If the proposed reforms take effect, taxpayers are likely to end up footing bigger bills for infrastructure damage from climate-linked environmental disasters, as agencies would no longer have to consider the threat that sea-level rise, flooding, wildfires or extreme weather pose to a project.
“We will now be building infrastructure with a blindfold at a time when we know extreme weather is just getting more and more extreme,” Goldfuss said.
In the last decade, the U.S. experienced at least 119 climate and weather disasters with losses exceeding $1 billion each, more than double the number of billion-dollar disasters during the 2000s, according to a federal report released this week. Costs from those disasters over the last 10 years exceeds $800 billion.
Interior Secretary David Bernhardt, a former oil lobbyist, said Thursday at the White House news conference that he was “thrilled” by Trump’s decision.
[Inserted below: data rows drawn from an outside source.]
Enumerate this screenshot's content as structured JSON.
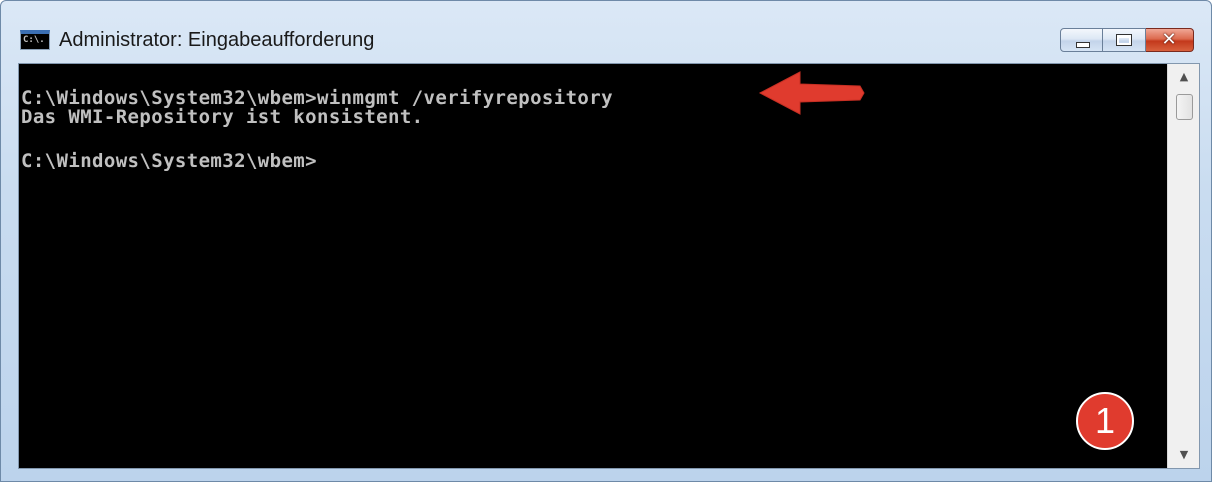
{
  "window": {
    "title": "Administrator: Eingabeaufforderung",
    "icon_text": "C:\\."
  },
  "controls": {
    "minimize_icon": "minimize-icon",
    "maximize_icon": "maximize-icon",
    "close_icon": "close-icon",
    "close_glyph": "✕"
  },
  "console": {
    "lines": [
      "C:\\Windows\\System32\\wbem>winmgmt /verifyrepository",
      "Das WMI-Repository ist konsistent.",
      "",
      "C:\\Windows\\System32\\wbem>"
    ],
    "text_color": "#c0c0c0",
    "background_color": "#000000"
  },
  "scrollbar": {
    "up_arrow": "▲",
    "down_arrow": "▼"
  },
  "annotations": {
    "arrow_color": "#e03b2e",
    "badge_label": "1"
  }
}
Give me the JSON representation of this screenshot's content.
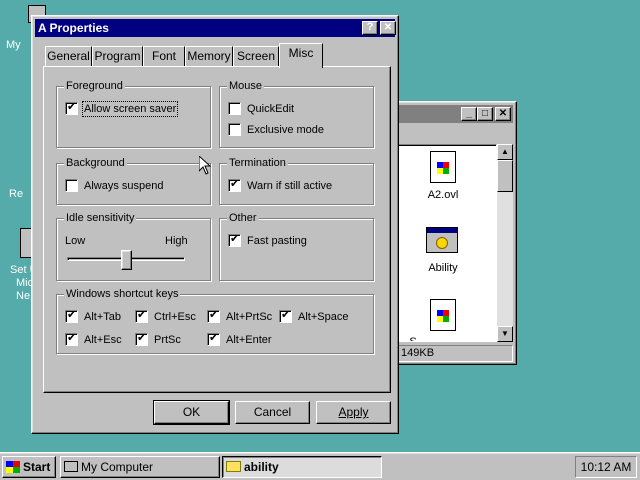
{
  "desktop": {
    "icon_labels": [
      "My",
      "Re",
      "Set U",
      "Mic",
      "Ne"
    ]
  },
  "bg_window": {
    "files": [
      {
        "name": "A2.ovl",
        "icon": "windows-file-icon"
      },
      {
        "name": "Ability",
        "icon": "program-settings-icon"
      },
      {
        "name": "S",
        "icon": "windows-file-icon"
      }
    ],
    "status": "149KB",
    "buttons": {
      "minimize": "_",
      "maximize": "□",
      "close": "✕"
    }
  },
  "dialog": {
    "title": "A Properties",
    "title_buttons": {
      "help": "?",
      "close": "✕"
    },
    "tabs": [
      "General",
      "Program",
      "Font",
      "Memory",
      "Screen",
      "Misc"
    ],
    "active_tab": "Misc",
    "foreground": {
      "title": "Foreground",
      "allow_screen_saver": {
        "label": "Allow screen saver",
        "checked": true
      }
    },
    "mouse": {
      "title": "Mouse",
      "quickedit": {
        "label": "QuickEdit",
        "checked": false
      },
      "exclusive": {
        "label": "Exclusive mode",
        "checked": false
      }
    },
    "background": {
      "title": "Background",
      "always_suspend": {
        "label": "Always suspend",
        "checked": false
      }
    },
    "termination": {
      "title": "Termination",
      "warn": {
        "label": "Warn if still active",
        "checked": true
      }
    },
    "idle": {
      "title": "Idle sensitivity",
      "low": "Low",
      "high": "High",
      "value": 0.5
    },
    "other": {
      "title": "Other",
      "fast_pasting": {
        "label": "Fast pasting",
        "checked": true
      }
    },
    "shortcuts": {
      "title": "Windows shortcut keys",
      "keys": [
        {
          "label": "Alt+Tab",
          "checked": true
        },
        {
          "label": "Ctrl+Esc",
          "checked": true
        },
        {
          "label": "Alt+PrtSc",
          "checked": true
        },
        {
          "label": "Alt+Space",
          "checked": true
        },
        {
          "label": "Alt+Esc",
          "checked": true
        },
        {
          "label": "PrtSc",
          "checked": true
        },
        {
          "label": "Alt+Enter",
          "checked": true
        }
      ]
    },
    "buttons": {
      "ok": "OK",
      "cancel": "Cancel",
      "apply": "Apply"
    }
  },
  "taskbar": {
    "start": "Start",
    "items": [
      {
        "label": "My Computer",
        "pressed": false
      },
      {
        "label": "ability",
        "pressed": true
      }
    ],
    "clock": "10:12 AM"
  },
  "colors": {
    "desktop": "#55aaaa",
    "active_title": "#000080",
    "inactive_title": "#808080",
    "face": "#c0c0c0"
  }
}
The reforms “will be the most significant deregulatory proposal” the president implements during his time in office, he said.
“This proposal affects virtually every significant decision made by the federal government that affects the environment,” Bernhardt added.
Trump stressed the administration was just getting started.
“We will not stop until our nation’s gleaming new infrastructure has made America the envy of the world again,” he said. “It used to be the envy of the world, and now we’re like a third world country. It’s really sad.”
This article has been updated to reflect that the proposed reforms officially have been announced.